In a report published Tuesday, the International Energy Agency (IEA) called for action, noting that there is a narrow window of opportunity to change how energy is produced, transported, and used globally.
One of the headline-grabbers was the IEA’s call for no new oil or gas fields.
But environmental campaigners have shifted their focus towards those who finance fossil fuel industries and one Canadian organization believes the IEA report is a game changer.
“In one fell swoop, the IEA’s definitive new outlook forces meaning into empty net-zero pledges made by governments, finance institutions and companies in recent years,” says a statement from Toronto-based Shift Action for Pension Wealth & Planet Health. “Until now, most of these pledges lacked the required honesty, ambition, and planning detail for achieving their stated objectives, often veering instead into dangerous greenwash.”
The organization says that Canada’s major financial institutions have made pledges on net-zero in recent months that are “without a credible plan for achieving the Paris Agreement goals.”
It cites the big five banks who continue to finance the oil and gas industries.
Canada’s energy sector
Canada’s energy sector is well positioned for the transition to a greener economy according to the president of the Explorers and Producers Association of Canada.
Tristan Goodman told the Financial Post that he does not believe the IEA is calling for an end to incremental expansion of oil and gas fields, a direction that Canada is already taking.
In the near term, the IEA report describes a net zero pathway that requires the immediate and massive deployment of all available clean and efficient energy technologies, combined with a major global push to accelerate innovation.
Divestment risk?
Shift Action says that financial outlooks made today should assume that we are successful in achieving climate goals, because to assume that we will not locks-in failure.

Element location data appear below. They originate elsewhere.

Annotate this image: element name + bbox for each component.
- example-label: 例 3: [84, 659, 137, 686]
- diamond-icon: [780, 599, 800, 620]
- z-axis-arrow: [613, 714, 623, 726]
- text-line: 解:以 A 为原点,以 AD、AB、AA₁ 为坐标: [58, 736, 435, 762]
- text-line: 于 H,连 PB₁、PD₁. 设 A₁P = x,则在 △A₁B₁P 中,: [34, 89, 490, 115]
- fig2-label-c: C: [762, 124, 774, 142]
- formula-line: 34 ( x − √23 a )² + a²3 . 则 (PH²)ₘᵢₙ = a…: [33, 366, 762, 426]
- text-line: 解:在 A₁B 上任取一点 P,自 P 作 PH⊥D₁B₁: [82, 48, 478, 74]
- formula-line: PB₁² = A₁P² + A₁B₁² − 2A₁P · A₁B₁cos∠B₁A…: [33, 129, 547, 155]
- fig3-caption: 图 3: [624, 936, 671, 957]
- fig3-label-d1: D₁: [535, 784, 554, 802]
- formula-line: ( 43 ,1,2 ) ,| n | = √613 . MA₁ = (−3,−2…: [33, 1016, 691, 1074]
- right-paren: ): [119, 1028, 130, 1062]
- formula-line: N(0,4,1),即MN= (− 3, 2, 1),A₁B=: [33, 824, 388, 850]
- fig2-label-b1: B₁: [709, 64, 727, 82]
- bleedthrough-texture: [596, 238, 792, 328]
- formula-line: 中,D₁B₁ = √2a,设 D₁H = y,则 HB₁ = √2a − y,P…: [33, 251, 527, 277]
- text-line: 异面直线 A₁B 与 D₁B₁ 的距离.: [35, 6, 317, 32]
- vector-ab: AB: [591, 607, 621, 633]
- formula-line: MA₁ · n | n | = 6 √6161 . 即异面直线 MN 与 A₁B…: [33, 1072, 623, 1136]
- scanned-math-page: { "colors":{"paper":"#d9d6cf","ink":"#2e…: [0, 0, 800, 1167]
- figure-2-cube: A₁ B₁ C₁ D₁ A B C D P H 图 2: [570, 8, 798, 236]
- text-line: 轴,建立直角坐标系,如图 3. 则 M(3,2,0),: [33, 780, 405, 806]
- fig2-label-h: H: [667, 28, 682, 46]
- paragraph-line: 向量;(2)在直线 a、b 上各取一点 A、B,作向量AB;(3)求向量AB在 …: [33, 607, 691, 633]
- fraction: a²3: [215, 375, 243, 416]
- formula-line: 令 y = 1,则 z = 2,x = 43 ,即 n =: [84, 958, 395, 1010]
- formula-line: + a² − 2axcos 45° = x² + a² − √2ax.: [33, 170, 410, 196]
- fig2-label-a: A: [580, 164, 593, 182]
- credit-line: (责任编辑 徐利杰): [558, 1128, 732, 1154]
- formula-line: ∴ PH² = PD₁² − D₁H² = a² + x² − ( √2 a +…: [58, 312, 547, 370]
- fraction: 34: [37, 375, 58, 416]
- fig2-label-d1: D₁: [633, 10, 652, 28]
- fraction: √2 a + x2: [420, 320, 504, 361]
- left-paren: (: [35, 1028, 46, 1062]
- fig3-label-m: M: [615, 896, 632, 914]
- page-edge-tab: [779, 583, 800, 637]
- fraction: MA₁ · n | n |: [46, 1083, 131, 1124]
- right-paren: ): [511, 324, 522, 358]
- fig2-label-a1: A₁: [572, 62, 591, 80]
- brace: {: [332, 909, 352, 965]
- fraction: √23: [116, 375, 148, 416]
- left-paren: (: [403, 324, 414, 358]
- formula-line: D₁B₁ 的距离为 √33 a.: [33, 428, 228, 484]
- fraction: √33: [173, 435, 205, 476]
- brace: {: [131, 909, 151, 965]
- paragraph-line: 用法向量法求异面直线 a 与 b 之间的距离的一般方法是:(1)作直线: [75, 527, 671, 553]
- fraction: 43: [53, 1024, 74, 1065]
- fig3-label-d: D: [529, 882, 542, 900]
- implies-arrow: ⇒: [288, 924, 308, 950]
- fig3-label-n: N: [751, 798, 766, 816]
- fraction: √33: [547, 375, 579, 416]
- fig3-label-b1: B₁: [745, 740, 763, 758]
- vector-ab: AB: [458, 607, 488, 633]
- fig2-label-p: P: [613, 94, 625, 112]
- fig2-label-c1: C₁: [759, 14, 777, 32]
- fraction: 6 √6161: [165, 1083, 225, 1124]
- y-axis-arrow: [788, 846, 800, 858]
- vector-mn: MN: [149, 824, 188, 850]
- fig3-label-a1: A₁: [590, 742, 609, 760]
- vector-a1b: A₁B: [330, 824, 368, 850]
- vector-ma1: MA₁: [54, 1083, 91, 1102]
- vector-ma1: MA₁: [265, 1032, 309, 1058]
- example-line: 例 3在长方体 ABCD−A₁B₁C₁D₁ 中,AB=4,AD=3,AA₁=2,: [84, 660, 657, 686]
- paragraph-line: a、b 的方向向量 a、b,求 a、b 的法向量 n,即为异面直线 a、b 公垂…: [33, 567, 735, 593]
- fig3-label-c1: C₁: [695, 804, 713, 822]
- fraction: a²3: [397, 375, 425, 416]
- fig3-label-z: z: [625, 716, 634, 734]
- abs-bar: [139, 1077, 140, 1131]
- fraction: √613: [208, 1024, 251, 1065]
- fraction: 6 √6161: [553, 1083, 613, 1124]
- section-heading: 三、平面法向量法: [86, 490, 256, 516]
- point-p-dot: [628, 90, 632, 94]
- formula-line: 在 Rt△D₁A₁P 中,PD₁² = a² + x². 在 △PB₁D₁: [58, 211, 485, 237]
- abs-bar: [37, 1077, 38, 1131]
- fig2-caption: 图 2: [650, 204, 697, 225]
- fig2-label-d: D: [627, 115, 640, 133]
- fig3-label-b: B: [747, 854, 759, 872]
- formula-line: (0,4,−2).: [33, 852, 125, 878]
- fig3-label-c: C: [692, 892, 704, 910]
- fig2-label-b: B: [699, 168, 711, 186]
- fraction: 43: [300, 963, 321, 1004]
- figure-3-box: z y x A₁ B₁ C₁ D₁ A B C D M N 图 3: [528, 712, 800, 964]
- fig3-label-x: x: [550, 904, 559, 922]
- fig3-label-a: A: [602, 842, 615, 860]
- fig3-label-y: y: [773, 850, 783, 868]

“Finance institutions can no longer justify lending, underwriting, insuring, or investing in coal, gas or oil expansion projects, or the infrastructure that facilitates that expansion,” Shift Action says.
However, Peter Tertzakian, an economist and deputy director of the ARC Energy Research Institute, warns that blocking finance from the more transparent lenders in North America risks projects seeking backing from elsewhere such as Russia and Saudi Arabia.
"The divestment movement has just taken capital out of the most transparent and, arguably, most environmentally responsible segments of the global oil and gas industry," he told CBC News.
The IEA’s executive director, Dr Fatih Birol, says the agency’s report provides a roadmap to address the issues of financing and investment in a greener economy, that takes into consideration that different stages of each country, but that it must be a global effort.
“Governments need to create markets for investments in batteries, digital solutions and electricity grids that reward flexibility and enable adequate and reliable supplies of electricity. The rapidly growing role of critical minerals calls for new international mechanisms to ensure both the timely availability of supplies and sustainable production,” he said.